Entretanto, não adianta tentar controlar a respiração apenas quando a crise surgir: é necessário fazer com que o controle da respiração seja um hábito, de modo que você seja uma pessoa mais calma e focada no presente — tornando-se, consequentemente, menos ansiosa.

Cinco minutos por dia de inspirações e expirações longas e profundas, respirando com o diafragma e relaxando o corpo, são suficientes para perceber benefícios.


Auto-observação

As crises de pânico são desencadeadas por diferentes gatilhos e o que pode representar perigo para uma pessoa, pode não representar para outra.

Por isso, conhecer seus processos internos é muito importante para descobrir quais são seus gatilhos e separar o que é real e o que é um padrão dentro de você.

Anote em um papel o que aconteceu antes de uma crise começar. Em pouco tempo você verá um padrão se repetindo. Por exemplo: você pode perceber que sempre que fica sozinho ou que vai ficar sozinho, tem uma crise.

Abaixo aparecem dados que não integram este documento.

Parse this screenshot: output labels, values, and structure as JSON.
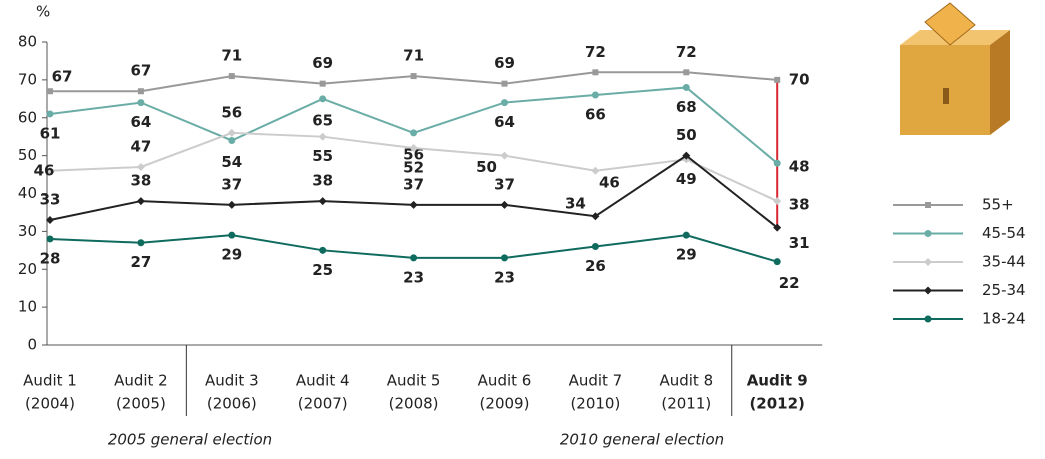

Até mesmo um emprego novo pode gerar uma ansiedade tão grande a ponto de desencadear a crise.

A cada crise tente verificar racionalmente o que aconteceu, deixando as emoções de lado. Os gatilhos precisam ser trabalhados e desconstruídos dentro de você.


Desconstruir

Você precisa desconstruir os pensamentos limitantes que geram o pavor e as reações físicas, causando uma crise de pânico.

Se você tem medo de andar de elevador, por exemplo, você precisa falar sobre esse medo.

A maioria dos medos das pessoas que sofrem com crises de pânico é irreal, já que a crise acontece de fato por conta das reações físicas e da confusão mental. Pergunte-se: quantas pessoas eu conheço que já morreram por andarem de elevador? Quantos elevadores caem por dia? Aos poucos, enfrente esse medo mentalizando que tudo está bem, respirando fundo e trazendo a calma de volta à sua realidade.

Por fim, lembre-se: esses métodos de controle para a síndrome do pânico devem ser aplicados com a ajuda de profissionais.

Por mais difícil que seja a situação, a síndrome do pânico pode ser curada a partir da união do autoconhecimento com medicamentosos e psicoterapia.